Baca Juga: Bedah Minimal Invasif untuk Varises dan Kelainan Tiroid
Ditargetkan akan ada 80 dokter setiap tahun dari dua rumah sakit tersebut yang dilatih sebagai dokter bedah robotik. Saat ini pelatihan dilakukan dengan simulator untuk meningkatkan keterampilan tangan dan visual mata. Pelatihan ini juga diawasi langsung oleh para ahli.
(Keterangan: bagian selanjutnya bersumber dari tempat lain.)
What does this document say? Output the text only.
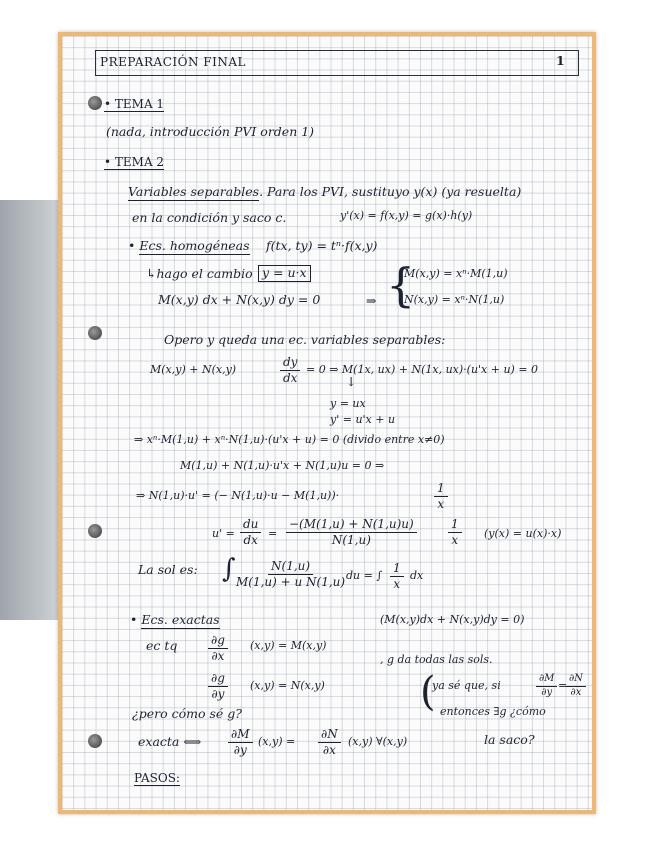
PREPARACIÓN FINAL	1
• TEMA 1
(nada, introducción PVI orden 1)
• TEMA 2
Variables separables. Para los PVI, sustituyo y(x) (ya resuelta)
en la condición y saco c.	y'(x) = f(x,y) = g(x)·h(y)
• Ecs. homogéneas f(tx, ty) = tⁿ·f(x,y)
↳hago el cambio y = u·x
M(x,y) dx + N(x,y) dy = 0	⇒ {
M(x,y) = xⁿ·M(1,u)
N(x,y) = xⁿ·N(1,u)
Opero y queda una ec. variables separables:
M(x,y) + N(x,y)	$\frac{dy}{dx} = 0$ ⇒ M(1x, ux) + N(1x, ux)·(u'x + u) = 0
↓
y = ux
y' = u'x + u
⇒ xⁿ·M(1,u) + xⁿ·N(1,u)·(u'x + u) = 0 (divido entre x≠0)
M(1,u) + N(1,u)·u'x + N(1,u)u = 0 ⇒
⇒ N(1,u)·u' = (− N(1,u)·u − M(1,u))·	$\frac{1}{x}$
$u' = \frac{du}{dx} = \frac{-(M(1,u) + N(1,u)u)}{N(1,u)}$	$\frac{1}{x} (y(x) = u(x)\cdot x)$
La sol es: ∫ $\frac{N(1,u)}{\text{M(1,u) + u N(1,u)}}$ du = ∫ $\frac{1}{x}$ dx
• Ecs. exactas	(M(x,y)dx + N(x,y)dy = 0)
ec tq	$\frac{\partial g}{\partial x} (x,y) = M(x,y)$
, g da todas las sols.
$\frac{\partial g}{\partial y} (x,y) = N(x,y)$ (
ya sé que, si	$\frac{\partial M}{\partial y}$ =
$\frac{\partial N}{\partial x}$
entonces ∃g ¿cómo
¿pero cómo sé g?
exacta ⟺ $\frac{\partial M}{\partial y} (x,y) = \frac{\partial N}{\partial x} (x,y)$ ∀(x,y)	la saco?
PASOS:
Ia pun mengatakan kerja sama dengan PT Indofarma sebagai industri juga dilakukan dalam upaya alih teknologi tersebut. Diharapkan, nantinya perangkat yang dibutuhkan bisa diproduksi di dalam negeri dan harganya menjadi lebih ekonomis.
”Ditargetkan pada 2024-2025 kita sudah bisa mempraktikkan bedah robotik ini lebih baik di Indonesia,” katanya.